Un laboratorio di cucina che unisce memoria, gusto e convivialità, nel segno della tradizione siciliana.

Profumo di pomodoro, cipolla e origano ha invaso le cucine dell’Istituto Geriatrico Siciliano, la Residenza Sanitaria Assistenziale del Gruppo Sereni Orizzonti di Palermo, dove gli ospiti si sono cimentati in un laboratorio dedicato ad uno dei grandi classici della cucina siciliana: lo sfincione.

Guidati dagli operatori e animatori della struttura, gli anziani ospiti hanno messo le mani in pasta, ricordando gesti e sapori di una vita, in un pomeriggio che è stato molto più di una semplice attività ricreativa. Preparare lo sfincione ha significato rievocare ricordi di famiglia, tramandare piccoli segreti di cucina e ritrovare, tra un impasto e l’altro, il piacere di stare insieme.
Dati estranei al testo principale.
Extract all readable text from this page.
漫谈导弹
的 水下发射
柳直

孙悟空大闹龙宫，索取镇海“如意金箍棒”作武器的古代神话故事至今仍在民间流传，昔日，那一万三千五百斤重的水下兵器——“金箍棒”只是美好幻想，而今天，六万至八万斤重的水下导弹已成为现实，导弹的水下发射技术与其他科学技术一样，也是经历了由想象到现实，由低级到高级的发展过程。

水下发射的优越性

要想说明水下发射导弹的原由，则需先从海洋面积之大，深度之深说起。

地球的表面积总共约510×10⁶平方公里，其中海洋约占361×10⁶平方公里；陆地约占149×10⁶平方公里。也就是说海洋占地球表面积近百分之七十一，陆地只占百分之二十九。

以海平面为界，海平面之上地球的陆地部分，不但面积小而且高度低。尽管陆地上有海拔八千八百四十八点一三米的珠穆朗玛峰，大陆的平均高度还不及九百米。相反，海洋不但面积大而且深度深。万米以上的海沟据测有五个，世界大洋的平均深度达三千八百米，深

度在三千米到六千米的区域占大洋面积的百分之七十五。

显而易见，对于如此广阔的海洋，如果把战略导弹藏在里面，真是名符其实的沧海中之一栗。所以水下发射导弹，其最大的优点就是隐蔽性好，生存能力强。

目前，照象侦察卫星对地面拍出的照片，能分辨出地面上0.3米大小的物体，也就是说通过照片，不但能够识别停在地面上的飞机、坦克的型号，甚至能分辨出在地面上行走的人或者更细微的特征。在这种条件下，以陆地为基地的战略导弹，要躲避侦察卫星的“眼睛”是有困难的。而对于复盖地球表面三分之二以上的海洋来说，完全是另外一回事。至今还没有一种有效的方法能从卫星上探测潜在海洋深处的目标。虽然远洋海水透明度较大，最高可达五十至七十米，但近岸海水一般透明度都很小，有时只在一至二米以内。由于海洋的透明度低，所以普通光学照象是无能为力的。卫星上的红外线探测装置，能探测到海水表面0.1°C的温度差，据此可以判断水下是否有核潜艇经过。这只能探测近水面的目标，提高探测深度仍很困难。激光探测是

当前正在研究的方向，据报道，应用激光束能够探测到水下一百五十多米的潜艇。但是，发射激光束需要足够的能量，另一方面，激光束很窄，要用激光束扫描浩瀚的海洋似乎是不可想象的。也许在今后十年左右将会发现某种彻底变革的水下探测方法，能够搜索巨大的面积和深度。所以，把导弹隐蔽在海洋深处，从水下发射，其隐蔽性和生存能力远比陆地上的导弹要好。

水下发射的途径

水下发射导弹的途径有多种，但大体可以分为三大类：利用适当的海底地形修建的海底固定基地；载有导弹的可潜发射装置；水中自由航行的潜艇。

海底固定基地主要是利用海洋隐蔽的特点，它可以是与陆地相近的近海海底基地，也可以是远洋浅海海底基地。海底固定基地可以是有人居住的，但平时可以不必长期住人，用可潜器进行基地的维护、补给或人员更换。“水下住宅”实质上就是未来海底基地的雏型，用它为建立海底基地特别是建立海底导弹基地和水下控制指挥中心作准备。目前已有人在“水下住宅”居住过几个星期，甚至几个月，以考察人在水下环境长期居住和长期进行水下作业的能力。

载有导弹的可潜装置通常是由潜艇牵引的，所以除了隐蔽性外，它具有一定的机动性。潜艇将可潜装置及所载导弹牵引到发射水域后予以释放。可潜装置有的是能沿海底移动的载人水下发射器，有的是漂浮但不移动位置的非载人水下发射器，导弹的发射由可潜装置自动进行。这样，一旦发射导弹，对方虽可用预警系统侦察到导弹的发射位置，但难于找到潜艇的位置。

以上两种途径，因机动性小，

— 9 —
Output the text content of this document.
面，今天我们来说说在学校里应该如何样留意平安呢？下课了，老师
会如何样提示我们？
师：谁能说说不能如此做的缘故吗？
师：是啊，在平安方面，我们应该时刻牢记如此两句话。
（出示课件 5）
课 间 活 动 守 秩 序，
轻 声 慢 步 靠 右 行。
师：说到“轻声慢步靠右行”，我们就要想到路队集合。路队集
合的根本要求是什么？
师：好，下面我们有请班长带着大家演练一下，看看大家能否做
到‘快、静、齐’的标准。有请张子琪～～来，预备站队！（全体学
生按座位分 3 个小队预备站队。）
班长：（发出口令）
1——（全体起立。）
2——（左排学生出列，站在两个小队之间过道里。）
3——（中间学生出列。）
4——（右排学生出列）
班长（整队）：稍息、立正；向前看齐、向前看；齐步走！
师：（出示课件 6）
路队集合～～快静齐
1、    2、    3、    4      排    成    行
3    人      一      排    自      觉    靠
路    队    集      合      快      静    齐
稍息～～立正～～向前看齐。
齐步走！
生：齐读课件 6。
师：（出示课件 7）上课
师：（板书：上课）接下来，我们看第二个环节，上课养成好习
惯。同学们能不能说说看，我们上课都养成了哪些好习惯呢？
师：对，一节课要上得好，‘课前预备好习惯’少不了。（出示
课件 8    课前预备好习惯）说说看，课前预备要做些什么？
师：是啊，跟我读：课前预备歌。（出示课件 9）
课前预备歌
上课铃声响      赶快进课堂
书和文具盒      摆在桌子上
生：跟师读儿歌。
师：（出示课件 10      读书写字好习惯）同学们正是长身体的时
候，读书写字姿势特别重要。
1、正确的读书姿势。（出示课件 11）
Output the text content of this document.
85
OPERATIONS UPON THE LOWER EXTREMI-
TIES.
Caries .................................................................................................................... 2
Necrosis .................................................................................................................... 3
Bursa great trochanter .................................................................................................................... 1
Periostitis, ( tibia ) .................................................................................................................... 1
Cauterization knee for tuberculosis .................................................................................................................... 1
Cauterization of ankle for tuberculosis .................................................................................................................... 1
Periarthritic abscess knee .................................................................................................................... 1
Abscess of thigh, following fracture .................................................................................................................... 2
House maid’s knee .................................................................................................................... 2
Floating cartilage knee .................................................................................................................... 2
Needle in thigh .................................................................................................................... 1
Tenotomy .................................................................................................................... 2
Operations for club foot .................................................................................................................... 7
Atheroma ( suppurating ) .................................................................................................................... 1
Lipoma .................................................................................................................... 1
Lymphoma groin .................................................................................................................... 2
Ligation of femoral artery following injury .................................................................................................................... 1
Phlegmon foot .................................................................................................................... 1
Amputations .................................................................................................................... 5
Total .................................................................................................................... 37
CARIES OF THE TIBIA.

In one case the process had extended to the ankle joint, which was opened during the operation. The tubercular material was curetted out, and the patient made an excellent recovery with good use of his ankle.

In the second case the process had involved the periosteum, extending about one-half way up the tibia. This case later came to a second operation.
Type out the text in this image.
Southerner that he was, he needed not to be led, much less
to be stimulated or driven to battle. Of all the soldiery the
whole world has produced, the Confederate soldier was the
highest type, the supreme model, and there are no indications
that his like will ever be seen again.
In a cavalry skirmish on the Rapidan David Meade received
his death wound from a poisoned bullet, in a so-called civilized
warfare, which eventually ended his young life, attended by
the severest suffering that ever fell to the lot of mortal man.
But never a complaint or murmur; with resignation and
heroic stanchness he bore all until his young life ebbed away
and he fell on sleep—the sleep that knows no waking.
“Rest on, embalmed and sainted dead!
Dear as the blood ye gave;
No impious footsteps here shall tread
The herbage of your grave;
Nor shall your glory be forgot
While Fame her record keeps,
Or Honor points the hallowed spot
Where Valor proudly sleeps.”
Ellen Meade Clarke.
Attività come questa nascono per stimolare la memoria e le capacità manuali degli ospiti, ma soprattutto per restituire loro momenti di autentica felicità legati alle proprie radici. La cucina è infatti un linguaggio universale che parla anche di identità e di appartenenza: attraverso un piatto della tradizione si raccontano storie di famiglia, si tramandano ricette custodite per anni, e si rinsalda quel legame profondo con la propria terra e con le persone che ne hanno fatto parte.

Il laboratorio di cucina rientra tra le iniziative promosse dall’Istituto Geriatrico Siciliano che dedica particolare attenzione ad attività di animazione capaci di coniugare benessere psicofisico e valorizzazione delle tradizioni del territorio.